Hello, I have questions on exploration and Gumbel-Softmax.
In the pseudocode, it mentioned initialize random process N for action exploration, which is same in the paper of DDPG. But I have difficulty to understand the exploration in your implementation. Is it Ornstein-Uhlenbeck process used for this algorithm, same as DDPG? Could you explain how you handled action exploration?
Another question, did you use softmax instead of Gumbel-Softmax?
I have tried to implement MADDPG on scenario of simple-speaker-listener, but not with Ornstein-Uhlenbeck process for action exploration, and only softmax for actor network. The other parts are the same as on paper, but my speaker is converged to telling same wrong target landmark, and listener is wondering around or in between the 3 landmarks. I guess the listener ignoreed speaker as described on paper.
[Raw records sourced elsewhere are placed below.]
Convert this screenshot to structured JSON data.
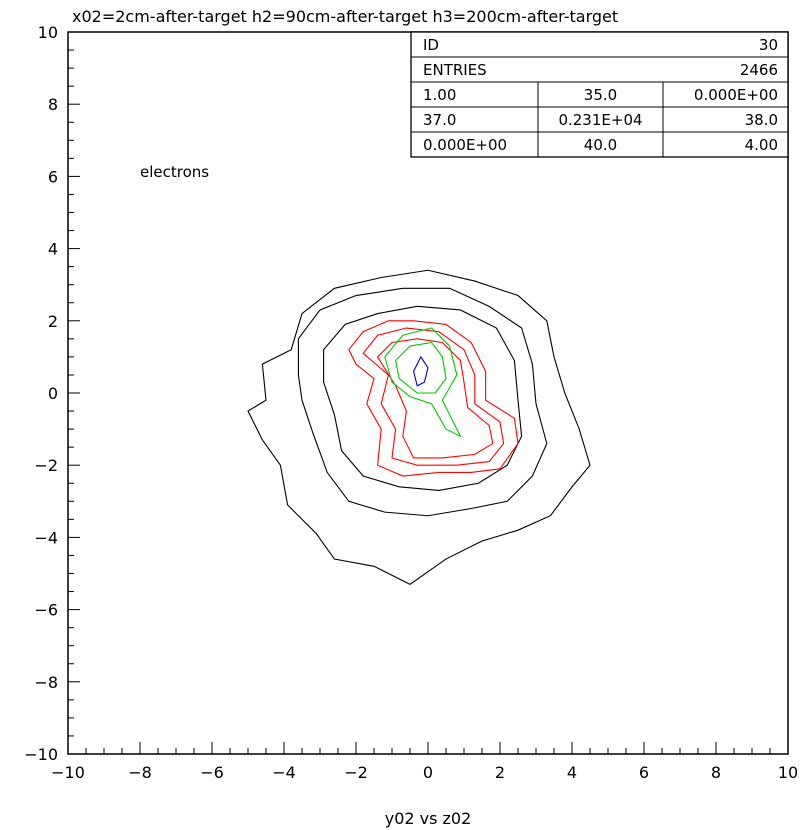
{
  "chart_data": {
    "type": "contour",
    "title": "x02=2cm-after-target  h2=90cm-after-target  h3=200cm-after-target",
    "xlabel": "y02 vs z02",
    "ylabel": "",
    "xlim": [
      -10,
      10
    ],
    "ylim": [
      -10,
      10
    ],
    "x_ticks": [
      "−10",
      "−8",
      "−6",
      "−4",
      "−2",
      "0",
      "2",
      "4",
      "6",
      "8",
      "10"
    ],
    "y_ticks": [
      "10",
      "8",
      "6",
      "4",
      "2",
      "0",
      "−2",
      "−4",
      "−6",
      "−8",
      "−10"
    ],
    "annotation": "electrons",
    "colors": {
      "outer": "#000000",
      "mid": "#ff0000",
      "inner": "#00cc00",
      "core": "#0000cc"
    },
    "contours": [
      {
        "level": "outer",
        "color": "#000000",
        "points": [
          [
            -5,
            -0.5
          ],
          [
            -4.5,
            -0.2
          ],
          [
            -4.6,
            0.8
          ],
          [
            -3.8,
            1.2
          ],
          [
            -3.5,
            2.2
          ],
          [
            -2.6,
            2.9
          ],
          [
            -1.3,
            3.2
          ],
          [
            0,
            3.4
          ],
          [
            1.3,
            3.1
          ],
          [
            2.5,
            2.7
          ],
          [
            3.3,
            2
          ],
          [
            3.5,
            1
          ],
          [
            3.8,
            0
          ],
          [
            4.2,
            -1
          ],
          [
            4.5,
            -2
          ],
          [
            4.0,
            -2.6
          ],
          [
            3.4,
            -3.4
          ],
          [
            2.5,
            -3.8
          ],
          [
            1.5,
            -4.1
          ],
          [
            0.5,
            -4.6
          ],
          [
            -0.5,
            -5.3
          ],
          [
            -1.5,
            -4.8
          ],
          [
            -2.6,
            -4.6
          ],
          [
            -3.1,
            -3.9
          ],
          [
            -3.9,
            -3.1
          ],
          [
            -4.1,
            -2
          ],
          [
            -4.6,
            -1.3
          ]
        ]
      },
      {
        "level": "outer",
        "color": "#000000",
        "points": [
          [
            -3.6,
            0.5
          ],
          [
            -3.6,
            1.5
          ],
          [
            -3,
            2.3
          ],
          [
            -2,
            2.7
          ],
          [
            -0.7,
            2.9
          ],
          [
            0.6,
            2.9
          ],
          [
            1.7,
            2.4
          ],
          [
            2.6,
            1.8
          ],
          [
            2.9,
            0.8
          ],
          [
            3.0,
            -0.3
          ],
          [
            3.3,
            -1.4
          ],
          [
            2.9,
            -2.3
          ],
          [
            2.2,
            -3.0
          ],
          [
            1.2,
            -3.2
          ],
          [
            0,
            -3.4
          ],
          [
            -1.2,
            -3.3
          ],
          [
            -2.2,
            -3.0
          ],
          [
            -2.8,
            -2.2
          ],
          [
            -3.2,
            -1.1
          ],
          [
            -3.5,
            -0.2
          ]
        ]
      },
      {
        "level": "outer",
        "color": "#000000",
        "points": [
          [
            -2.9,
            0.3
          ],
          [
            -2.9,
            1.2
          ],
          [
            -2.3,
            1.9
          ],
          [
            -1.4,
            2.2
          ],
          [
            -0.3,
            2.4
          ],
          [
            0.9,
            2.3
          ],
          [
            1.9,
            1.8
          ],
          [
            2.4,
            0.9
          ],
          [
            2.5,
            -0.2
          ],
          [
            2.6,
            -1.2
          ],
          [
            2.2,
            -2.0
          ],
          [
            1.4,
            -2.5
          ],
          [
            0.3,
            -2.7
          ],
          [
            -0.8,
            -2.6
          ],
          [
            -1.8,
            -2.3
          ],
          [
            -2.4,
            -1.6
          ],
          [
            -2.6,
            -0.6
          ]
        ]
      },
      {
        "level": "mid",
        "color": "#ff0000",
        "points": [
          [
            -2.2,
            1.2
          ],
          [
            -1.8,
            1.7
          ],
          [
            -1.1,
            2.0
          ],
          [
            -0.4,
            2.0
          ],
          [
            0.5,
            1.9
          ],
          [
            1.2,
            1.4
          ],
          [
            1.6,
            0.6
          ],
          [
            1.6,
            -0.2
          ],
          [
            2.4,
            -0.7
          ],
          [
            2.5,
            -1.4
          ],
          [
            2.0,
            -2.1
          ],
          [
            1.2,
            -2.2
          ],
          [
            0.3,
            -2.2
          ],
          [
            -0.7,
            -2.3
          ],
          [
            -1.4,
            -2.0
          ],
          [
            -1.3,
            -1.0
          ],
          [
            -1.7,
            -0.3
          ],
          [
            -1.5,
            0.4
          ],
          [
            -2.0,
            0.8
          ]
        ]
      },
      {
        "level": "mid",
        "color": "#ff0000",
        "points": [
          [
            -1.8,
            1.1
          ],
          [
            -1.4,
            1.6
          ],
          [
            -0.6,
            1.8
          ],
          [
            0.3,
            1.7
          ],
          [
            1.0,
            1.2
          ],
          [
            1.3,
            0.5
          ],
          [
            1.3,
            -0.3
          ],
          [
            2.0,
            -0.8
          ],
          [
            2.1,
            -1.4
          ],
          [
            1.7,
            -1.9
          ],
          [
            0.8,
            -2.0
          ],
          [
            -0.3,
            -2.0
          ],
          [
            -1.0,
            -1.8
          ],
          [
            -0.9,
            -1.0
          ],
          [
            -1.3,
            -0.3
          ],
          [
            -1.1,
            0.5
          ]
        ]
      },
      {
        "level": "mid",
        "color": "#ff0000",
        "points": [
          [
            -1.4,
            1.0
          ],
          [
            -1.0,
            1.4
          ],
          [
            -0.3,
            1.5
          ],
          [
            0.4,
            1.4
          ],
          [
            0.9,
            0.9
          ],
          [
            1.0,
            0.3
          ],
          [
            1.1,
            -0.4
          ],
          [
            1.7,
            -0.9
          ],
          [
            1.8,
            -1.4
          ],
          [
            1.3,
            -1.7
          ],
          [
            0.4,
            -1.8
          ],
          [
            -0.4,
            -1.8
          ],
          [
            -0.7,
            -1.2
          ],
          [
            -0.6,
            -0.5
          ],
          [
            -0.9,
            0.2
          ]
        ]
      },
      {
        "level": "inner",
        "color": "#00cc00",
        "points": [
          [
            -1.2,
            1.0
          ],
          [
            -0.7,
            1.6
          ],
          [
            0.1,
            1.8
          ],
          [
            0.6,
            1.3
          ],
          [
            0.8,
            0.5
          ],
          [
            0.4,
            -0.2
          ],
          [
            0.7,
            -0.8
          ],
          [
            0.9,
            -1.2
          ],
          [
            0.5,
            -1.0
          ],
          [
            0.1,
            -0.3
          ],
          [
            -0.5,
            -0.1
          ],
          [
            -1.0,
            0.3
          ]
        ]
      },
      {
        "level": "inner",
        "color": "#00cc00",
        "points": [
          [
            -0.9,
            0.9
          ],
          [
            -0.5,
            1.3
          ],
          [
            0.1,
            1.4
          ],
          [
            0.4,
            1.0
          ],
          [
            0.5,
            0.4
          ],
          [
            0.2,
            0.0
          ],
          [
            -0.3,
            0.0
          ],
          [
            -0.8,
            0.4
          ]
        ]
      },
      {
        "level": "core",
        "color": "#0000cc",
        "points": [
          [
            -0.3,
            0.2
          ],
          [
            -0.4,
            0.6
          ],
          [
            -0.2,
            1.0
          ],
          [
            0.0,
            0.7
          ],
          [
            -0.1,
            0.3
          ]
        ]
      }
    ],
    "stats_box": {
      "rows": [
        [
          "ID",
          "",
          "30"
        ],
        [
          "ENTRIES",
          "",
          "2466"
        ],
        [
          "1.00",
          "35.0",
          "0.000E+00"
        ],
        [
          "37.0",
          "0.231E+04",
          "38.0"
        ],
        [
          "0.000E+00",
          "40.0",
          "4.00"
        ]
      ]
    }
  }
}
And I’ve tried yours on simple-speaker-listener, it converges correctly for some trainings. Are the action exploration and activation functions the reasons for wrong convergence, do they have big impact on training process?
I think in this implementation they use softmax as the output activation function when sampling action.
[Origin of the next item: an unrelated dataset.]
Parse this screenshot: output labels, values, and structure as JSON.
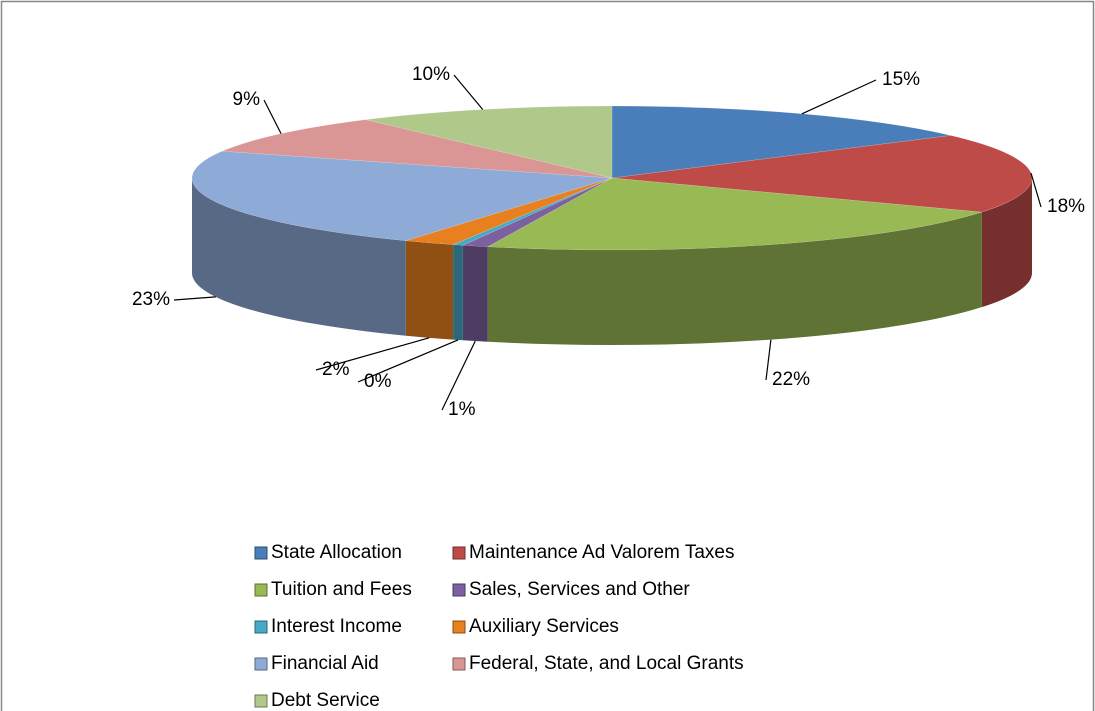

And see the code below, you can find that they have attempted to use Argmax activation by return CategoricalPdType(ac_space.n) when sampling. But eventually they use softmax activation when training the Q net.
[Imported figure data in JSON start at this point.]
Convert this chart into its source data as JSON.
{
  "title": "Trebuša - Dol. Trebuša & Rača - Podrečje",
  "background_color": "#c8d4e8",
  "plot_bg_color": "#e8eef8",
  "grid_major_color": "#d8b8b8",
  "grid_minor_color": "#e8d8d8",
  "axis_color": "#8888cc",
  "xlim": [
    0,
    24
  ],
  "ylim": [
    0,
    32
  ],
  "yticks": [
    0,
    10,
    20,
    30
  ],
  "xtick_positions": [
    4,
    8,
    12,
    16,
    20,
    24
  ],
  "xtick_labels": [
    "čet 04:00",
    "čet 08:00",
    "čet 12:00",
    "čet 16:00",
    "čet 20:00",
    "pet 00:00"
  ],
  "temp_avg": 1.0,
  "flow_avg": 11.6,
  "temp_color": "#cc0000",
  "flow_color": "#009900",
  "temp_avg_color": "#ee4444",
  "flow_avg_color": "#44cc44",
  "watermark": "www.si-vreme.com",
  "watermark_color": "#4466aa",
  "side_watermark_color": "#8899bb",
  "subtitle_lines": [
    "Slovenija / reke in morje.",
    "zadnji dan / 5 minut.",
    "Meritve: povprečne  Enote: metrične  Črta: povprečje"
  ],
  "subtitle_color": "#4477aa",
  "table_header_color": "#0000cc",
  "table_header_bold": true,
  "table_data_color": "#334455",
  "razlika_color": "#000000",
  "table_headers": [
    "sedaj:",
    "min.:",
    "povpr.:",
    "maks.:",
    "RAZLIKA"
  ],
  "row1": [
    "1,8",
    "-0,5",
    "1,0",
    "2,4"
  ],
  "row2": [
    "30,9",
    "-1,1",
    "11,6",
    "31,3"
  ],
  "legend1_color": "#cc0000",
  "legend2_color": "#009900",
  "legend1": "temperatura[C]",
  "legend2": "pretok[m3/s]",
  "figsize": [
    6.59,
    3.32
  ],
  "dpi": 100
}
I’ve looked into involved functions again, I guess they use SoftCategoricalPdType(ac_space.n), then SoftCategoricalPdType.sample() to somehow add noise to actions, finally to softmax(logits – noise) as output of actor network.
And the noise added to action is from:
u = tf.random_uniform(tf.shape(self.logits))
return U.softmax(self.logits – tf.log(-tf.log(u)), axis=-1)
I don’t quite get it why they handle the noise in this way.
The sample function in distribution is implementation of Gumbel-softmax, I added it to my code, now it helps to speed up stabilize the training, but my speaker still can not tell the different landmarks.